= Edith Vernick =

American animator (1906–1992)

Edith Ida Vernick (April 18, 1906 – May 25, 1992) was a Ukrainian-American animator, hired by the Fleischer Studios in the mid-1920s and became the In between Department Supervisor. Her animation work is uncredited on The Fresh Vegetable Mystery from 1939. Although Lillian Friedman Astor is generally considered the first female American animator, Vernick's employment at the Fleischer Studios preceded Friedman's in the 1920s.

==Early life==
Born on April 18, 1906, in Kyiv as Ida Wernick to Orthodox Jews, the Vernick's fled to New York City in order to escape from the 1905 Russian Revolution. She studied art at Washington Irving High School and took a job at a lampshade factory once she graduated.

==Career==
After her job at a lampshade factory, Out of the Inkwell Studios hired Vernick in 1923. She first was a cel cutter, then a washer, then an opaquer, and finally an inker. In 1931, she was put in charge of the inbetweening unit and by 1937 she was an assistant animator. She then supervised the assistant animation department for Gulliver's Travels. In 1942, she joined the army during World War II and eventually ended up as a sergeant at the Women's Army Corps. Edith eventually went out of the army in the summer of 1945. She briefly was at the Metro-Goldwyn-Mayer cartoon studio as a supervisor for the assistant animators for the short The Cat Concerto. Edith worked at Famous Studios from 1953 to December 1955. In 1955, Vernick was once again at the MGM cartoon studio, this time as a checker, working closely with Michael Lah on the short Grin It and Share It. She then briefly did work for TV Spots, doing commercial work.
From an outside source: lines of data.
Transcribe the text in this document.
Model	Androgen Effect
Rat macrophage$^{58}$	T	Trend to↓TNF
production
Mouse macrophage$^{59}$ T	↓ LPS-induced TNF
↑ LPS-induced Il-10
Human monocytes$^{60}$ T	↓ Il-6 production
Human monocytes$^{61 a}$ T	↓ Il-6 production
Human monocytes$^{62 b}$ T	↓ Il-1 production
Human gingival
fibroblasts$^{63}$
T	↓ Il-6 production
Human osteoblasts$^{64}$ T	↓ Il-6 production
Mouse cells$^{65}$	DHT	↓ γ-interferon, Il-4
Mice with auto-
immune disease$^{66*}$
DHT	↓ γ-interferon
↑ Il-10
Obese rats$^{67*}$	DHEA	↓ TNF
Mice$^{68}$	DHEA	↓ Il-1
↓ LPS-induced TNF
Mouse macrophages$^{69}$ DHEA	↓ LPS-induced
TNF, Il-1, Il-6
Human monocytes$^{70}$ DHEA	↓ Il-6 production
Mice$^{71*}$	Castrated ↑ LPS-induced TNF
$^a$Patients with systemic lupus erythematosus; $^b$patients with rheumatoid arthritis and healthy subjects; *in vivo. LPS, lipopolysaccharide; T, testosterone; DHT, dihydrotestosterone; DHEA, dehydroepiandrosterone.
At the start of 1958 she was working for Hanna-Barbera for The Huckleberry Hound Show, and then she took a vacation in Hawaii that year. Her final piece of work she did for the animation industry was Bozo: The World's Most Famous Clown at Larry Harmon Productions.

==Later life and death==
She briefly landed a job at the RCA as a file clerk, until layoffs happened there. In November 1965 she worked at the Federal Aviation Administration and was assigned at the National Aviation Facilities Experimental Center. In 1985, Vernick received a Golden Award for her achievements in the animation industry. She died on May 25, 1992, at the age of 86.